Colá

O colá[1] (em crioulo cabo-verdiano kolá ou kolâ, conforme as ilhas) é um género musical e de dança de Cabo Verde.

Festa de S. João, S.Vicente

Como género musical

Como género musical, o colá caracteriza-se por ter um andamento moderato, um compasso de 6/8 ou 3/4, e tradicionalmente ser apenas melódico, isto é, ser apenas cantado, sem acompanhamento polifónico.

Modelo rítmico do colá, ± 112 bpm.

Na sua forma tradicional, o colá estrutura-se como um encadeamento de melopeias (cantadas ou declamadas), entoadas no decorrer de um desfile realizado na rua. Um conjunto de músicos executam o ritmo em tambores (por vezes com outros acompanhando-os com apitos) enquanto são acompanhados por mulheres que vão entoando as melopeias. O homem que toca o tambor é chamado tamboreru ou tamborer em crioulo, enquanto que a mulher que canta era chamada de koladera. A música entoada e o acto de sair à rua para festejar o colá também eram chamados de koladera. Hoje em dia a palavra koladera designa um género musical diferente (ver coladeira).

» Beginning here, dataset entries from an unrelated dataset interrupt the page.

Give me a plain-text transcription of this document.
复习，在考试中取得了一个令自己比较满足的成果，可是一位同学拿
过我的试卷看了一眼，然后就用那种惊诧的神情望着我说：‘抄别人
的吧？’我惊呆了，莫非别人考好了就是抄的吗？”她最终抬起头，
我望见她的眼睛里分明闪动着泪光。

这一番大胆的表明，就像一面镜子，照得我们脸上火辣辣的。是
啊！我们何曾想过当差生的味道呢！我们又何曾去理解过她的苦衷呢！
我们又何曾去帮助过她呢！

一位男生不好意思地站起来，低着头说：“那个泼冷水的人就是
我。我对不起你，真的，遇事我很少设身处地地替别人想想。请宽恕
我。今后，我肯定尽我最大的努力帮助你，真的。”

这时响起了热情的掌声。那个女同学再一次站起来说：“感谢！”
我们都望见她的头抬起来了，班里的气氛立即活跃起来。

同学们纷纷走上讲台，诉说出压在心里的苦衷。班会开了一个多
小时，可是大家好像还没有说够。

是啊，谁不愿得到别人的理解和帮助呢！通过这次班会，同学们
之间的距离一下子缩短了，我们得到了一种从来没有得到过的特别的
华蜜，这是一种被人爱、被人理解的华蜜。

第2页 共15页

Modernamente, o colá tem sido composto de outra forma por compositores recentes. A música apoia-se num suporte polifónico (sequência de acordes), e apresenta uma estrutura similar aos outros géneros musicais de Cabo Verde, em que as estrofes musicais vão alternando com um refrão.

Como dança

Como dança, o colá é tradicionalmente executado num desfile de rua. Pares de dançarinos executam um movimento marcado pelo tempo forte do ritmo, com rodopios e com avanços e recuos, e depois tocando-se violentamente na zona pélvica. Esse gesto (que estudiosos especulam evocar o acto sexual) é conhecido em crioulo por da umbigada (dar umbigadas) ou sobâ.

História

Pouco se sabe sobre a história do colá. Mas sendo um género mais popular nas ilhas de Barlavento (que foram povoadas mais tardiamente) pode-se conjecturar que se tenha desenvolvido a partir do Séc. XVII.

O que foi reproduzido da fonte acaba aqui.